Nós nos organizamos na experiência do viver. Organizamos o social na experiência do viver. Os seres vivos, em seu existir como unidades discretas, operam como totalidades no espaço relacional, são organismos. Quando falamos em organismos, falamos de seres vivos em sociedade como unidades discretas em um espaço relacional.

Ximena:

E os humanos? Nós seres humanos somos organismos que existimos em um âmbito relacional que constitui um viver entrelaçado entre o emocionar e o linguajar, que é a dinâmica relacional que na vida cotidiana chamamos conversar. Ou seja, o ser humano surge no linguajar. O conversar é este entrelaçamento entre a linguagem e a emoção através do qual conseguimos mundos, geramos mundos em conversações. E podemos gerar um mundo ou outro de acordo com o fundamento emocional que estas conversações têm.

Maturana:

A linguagem se relaciona aos fazeres, não aos símbolos. O simbólico é um comentário sobre o que se vê na convivência em coordenação de coordenações de fazeres. A linguagem é este entrelaçamento de coordenação de coordenações de fazeres e as emoções em nosso viver cotidiano. Chamamos conversar (Com – junto - e Versar) o dar-se conta junto de um fazer e de um emocionar.

Ximena:

Uma fotografia pode congelar um instante do viver em uma rede de conversações. Ou seja, uma fotografia é um momento, porém pertence a um âmbito muito mais amplo, a um espaço emocional, a uma conversação: pertence a um momento da cultura.

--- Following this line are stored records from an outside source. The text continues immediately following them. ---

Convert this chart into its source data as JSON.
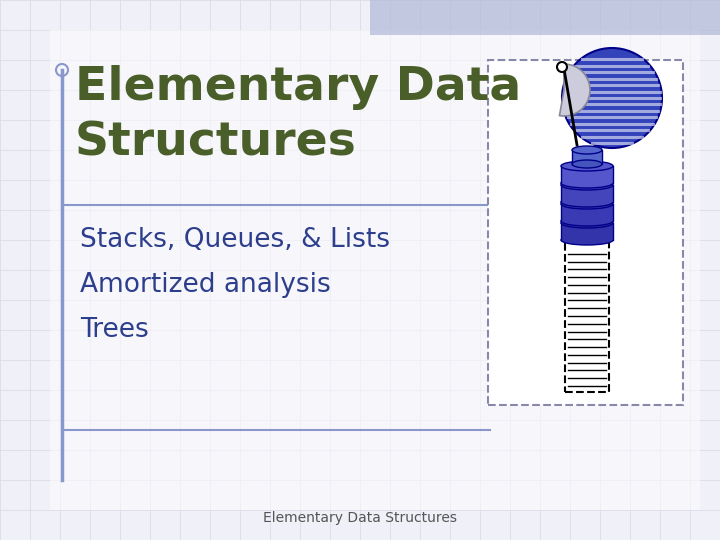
{
  "bg_color": "#f0f0f8",
  "grid_color": "#d8d8e8",
  "title_line1": "Elementary Data",
  "title_line2": "Structures",
  "title_color": "#4a5e2a",
  "bullet_items": [
    "Stacks, Queues, & Lists",
    "Amortized analysis",
    "Trees"
  ],
  "bullet_color": "#2c3e8c",
  "footer_text": "Elementary Data Structures",
  "footer_color": "#555555",
  "left_line_color": "#8898cc",
  "divider_color": "#8898cc",
  "top_accent_color": "#b0b8d8"
}
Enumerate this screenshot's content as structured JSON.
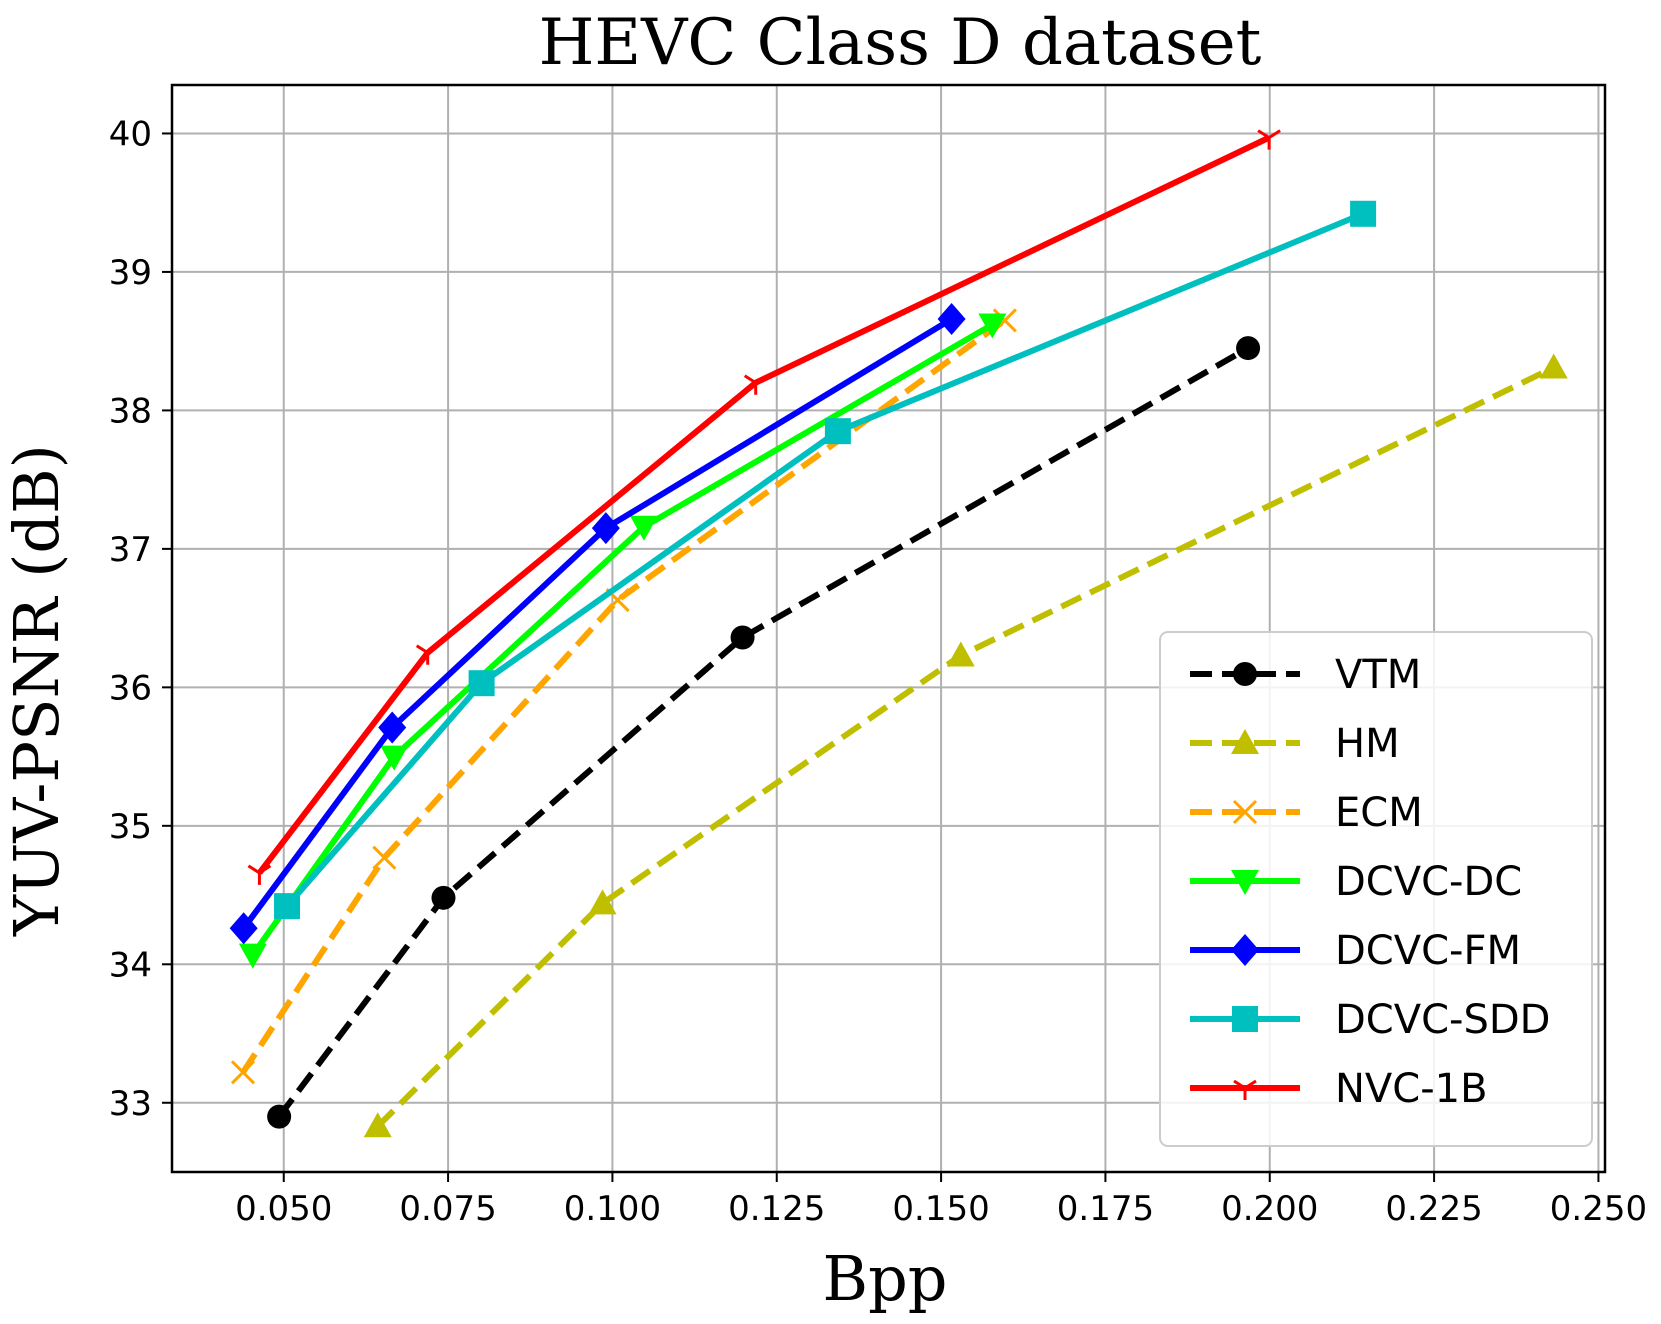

O que distinguimos quando distinguimos cultura? Chamamos cultura uma rede fechada de conversações. Nós pertencemos a distintas redes de conversações em uma cultura, tal como a família.

Maturana:

Uma cultura existe na conservação da configuração do emocional que a distingue. O que estou dizendo é que toda cultura se relaciona a uma configuração do emocional. Por exemplo, as distintas famílias não podem reconhecer-se, uma vez que constituem espaços emocionais distintos. São modos de relacionar-se distintos nos fazeres da convivência. Uma cultura existe na conservação da configuração do emocional que a distingue e que se conserva em sua contínua transição no conviver das pessoas que a vivem.

Ximena:

É certo que nós mesmos, no viver que vivemos, geramos e realizamos a cultura que vivemos e a conservamos. Ou seja, não é uma cultura lá independente de mim. Então, a cultura que vivemos em família como rede de conversações gera e realiza, conserva um modo de viver e conversar que temos no interior desta família. Ou seja, cada um de nós é responsável pela cultura que realizamos no viver, seja em um âmbito local, que pode ser o de uma família, ou em um âmbito mais amplo de um devir como cidadãos.

Maturana:

Vocês podem pensar em um brasileiro ou em um chileno, nos diferenciamos em idioma, mas também em como nos movemos, em como reagimos. Não nos diferenciamos empiricamente, porém podemos dizer no agir em um espaço relacional que esta pessoa é chilena e esta pessoa é brasileira.

Ximena:

Uma cultura como rede fechada de conversações tem conseqüências no viver humano. Podemos gerar um mundo ou outro. Este mundo assim como é para nós, nós o geramos no viver que vivemos. Nós podemos gerar outro mundo. E também podemos ensinar nossas crianças a viver neste mundo como podemos ensiná-las a dar-se conta que geramos o mundo no qual vivemos. Isto pode produzir distintos modos de relacionar-se que têm conseqüências no viver humano. Uma outra cultura implica outro modo de conservar o viver, como relação. Nós temos um modelo de viver, um modo de refletir. A rede de conversações que nós realizamos em nosso viver local também tem conseqüências em nosso viver cidadão. Nós nos damos conta no curso de nossas reflexões que cada um de nós, na maneira que nos relacionamos em nossa família, está realizando uma cultura.

Maturana:

E nos damos conta de que este modo de relação, que está aí, é o resultado de uma rede de conversações! Quando alguém lê na Bíblia, por exemplo, a história da Torre de Babel. Podemos dizer que o que Deus faz supostamente neste caso, não é confundir os idiomas, é confundir as conversações. A rede de conversações que consistia nossas construções, o que podemos realizar.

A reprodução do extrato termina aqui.